We volunteer at the Shakespeare Festival because we love live theater. And even the unreserved hillside seats are almost $30 a pop on a Saturday night. Multiply that by the number of folks in my family and you get a hefty outlay of cash for a night of culture. So we volunteer.

And therein lies the problem: I have a hard time using the word “volunteer” for something like that. I mean, we do the work free. But I feel kind of guilty saying I volunteer for an organization that, well, pretty much caters to the folks in the community with money. I mean, the cheapest seats are $21 before tax on weekdays. If you don’t bring your own picnic meal, the least expensive meal in the cafĂ© will set you back around $10.

Not exactly the kind of thing one usually associates with volunteer work.

Yes, the Shakespeare Festival is a non-profit organization and performs its own community service (including being very generous every time I've asked them to donate to any silent auction I've coordinated for my kids' schools).

But not what I think of as traditional volunteer work.

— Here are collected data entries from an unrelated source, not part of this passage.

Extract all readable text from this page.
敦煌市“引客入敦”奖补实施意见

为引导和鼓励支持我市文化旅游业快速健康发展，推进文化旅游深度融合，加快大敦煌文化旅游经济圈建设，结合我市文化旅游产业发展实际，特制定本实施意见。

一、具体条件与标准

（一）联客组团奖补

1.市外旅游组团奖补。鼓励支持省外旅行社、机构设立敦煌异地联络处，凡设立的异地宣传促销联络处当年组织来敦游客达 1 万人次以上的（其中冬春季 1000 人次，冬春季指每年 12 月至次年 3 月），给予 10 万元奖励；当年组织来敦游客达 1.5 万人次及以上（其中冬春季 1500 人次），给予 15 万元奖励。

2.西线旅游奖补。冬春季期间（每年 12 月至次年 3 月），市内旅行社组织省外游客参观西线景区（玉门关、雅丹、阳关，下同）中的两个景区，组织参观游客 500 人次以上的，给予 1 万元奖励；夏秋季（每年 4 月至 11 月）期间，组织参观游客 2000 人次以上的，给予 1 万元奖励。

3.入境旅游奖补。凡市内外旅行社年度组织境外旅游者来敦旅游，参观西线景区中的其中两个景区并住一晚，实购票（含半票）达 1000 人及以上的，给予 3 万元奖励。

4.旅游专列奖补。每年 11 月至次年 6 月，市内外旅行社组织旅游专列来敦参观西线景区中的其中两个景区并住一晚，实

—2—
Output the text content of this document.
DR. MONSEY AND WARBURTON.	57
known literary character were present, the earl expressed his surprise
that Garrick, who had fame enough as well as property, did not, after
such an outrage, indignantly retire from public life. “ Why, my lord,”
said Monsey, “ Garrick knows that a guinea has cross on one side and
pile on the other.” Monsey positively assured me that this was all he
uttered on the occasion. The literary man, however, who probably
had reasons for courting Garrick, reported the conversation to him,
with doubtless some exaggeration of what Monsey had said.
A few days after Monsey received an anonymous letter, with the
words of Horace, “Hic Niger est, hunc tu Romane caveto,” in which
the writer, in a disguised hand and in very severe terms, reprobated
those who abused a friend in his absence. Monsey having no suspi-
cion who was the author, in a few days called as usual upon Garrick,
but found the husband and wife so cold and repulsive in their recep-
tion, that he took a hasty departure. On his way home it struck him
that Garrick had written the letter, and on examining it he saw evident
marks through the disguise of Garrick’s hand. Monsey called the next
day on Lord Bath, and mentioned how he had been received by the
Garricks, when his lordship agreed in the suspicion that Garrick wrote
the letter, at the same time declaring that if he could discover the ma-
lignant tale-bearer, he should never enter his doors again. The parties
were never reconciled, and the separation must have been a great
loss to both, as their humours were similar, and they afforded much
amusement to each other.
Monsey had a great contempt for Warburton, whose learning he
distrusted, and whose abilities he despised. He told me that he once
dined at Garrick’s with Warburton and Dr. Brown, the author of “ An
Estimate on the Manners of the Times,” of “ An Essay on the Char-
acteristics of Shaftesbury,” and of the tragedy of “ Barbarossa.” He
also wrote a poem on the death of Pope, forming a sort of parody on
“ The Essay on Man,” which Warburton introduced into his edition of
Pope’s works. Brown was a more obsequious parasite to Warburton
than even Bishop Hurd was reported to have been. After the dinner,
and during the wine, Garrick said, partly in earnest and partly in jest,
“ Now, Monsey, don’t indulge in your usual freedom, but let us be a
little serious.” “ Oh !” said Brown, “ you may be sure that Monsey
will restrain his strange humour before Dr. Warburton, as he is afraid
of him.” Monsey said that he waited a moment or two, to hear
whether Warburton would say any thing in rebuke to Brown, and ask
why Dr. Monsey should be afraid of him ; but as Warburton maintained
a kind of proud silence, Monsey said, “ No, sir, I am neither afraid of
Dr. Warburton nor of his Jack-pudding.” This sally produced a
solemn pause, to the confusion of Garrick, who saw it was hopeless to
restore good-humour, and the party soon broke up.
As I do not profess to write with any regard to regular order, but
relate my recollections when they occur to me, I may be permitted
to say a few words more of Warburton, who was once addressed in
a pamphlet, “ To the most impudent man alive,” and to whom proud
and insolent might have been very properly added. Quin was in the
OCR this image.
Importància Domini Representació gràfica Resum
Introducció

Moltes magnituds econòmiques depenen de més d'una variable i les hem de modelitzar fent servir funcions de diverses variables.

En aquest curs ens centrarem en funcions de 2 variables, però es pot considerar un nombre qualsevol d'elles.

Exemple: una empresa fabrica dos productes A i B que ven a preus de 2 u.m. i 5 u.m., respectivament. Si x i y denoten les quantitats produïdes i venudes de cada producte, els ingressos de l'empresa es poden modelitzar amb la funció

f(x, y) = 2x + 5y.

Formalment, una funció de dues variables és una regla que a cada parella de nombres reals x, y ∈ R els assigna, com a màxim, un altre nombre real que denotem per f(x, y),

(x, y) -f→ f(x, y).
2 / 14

Oh, sure, we do other volunteer work in our community: the kids and I have served lunch at the rescue mission; we all participate in Rake Up Boise in the fall (raking leaves for the elderly and disabled); I have coordinated my company’s Christmas project the last two years (buying gifts for the residents of the Veteran’s Home and spending an evening there passing out homemade goodies and singing Christmas carols); my daughter and I helped when our company’s Community Service Committee provided dinner to Ronald McDonald House residents.

Since our bank account doesn’t lend a lot of opportunities to donate monetarily, we opt to help our community with our time when we can and those are what I think of as very legitimate volunteer activities.

Am I going to give up volunteering at the Festival? Oh, heck no. Let me see, incredible venue, wonderful and very professional productions, a great family evening of live theater … for free! Versus the slight inner cringe I feel when I say I’m “volunteering” there? The hand-scale weighing the pros and cons is definitely heavier on the pros side.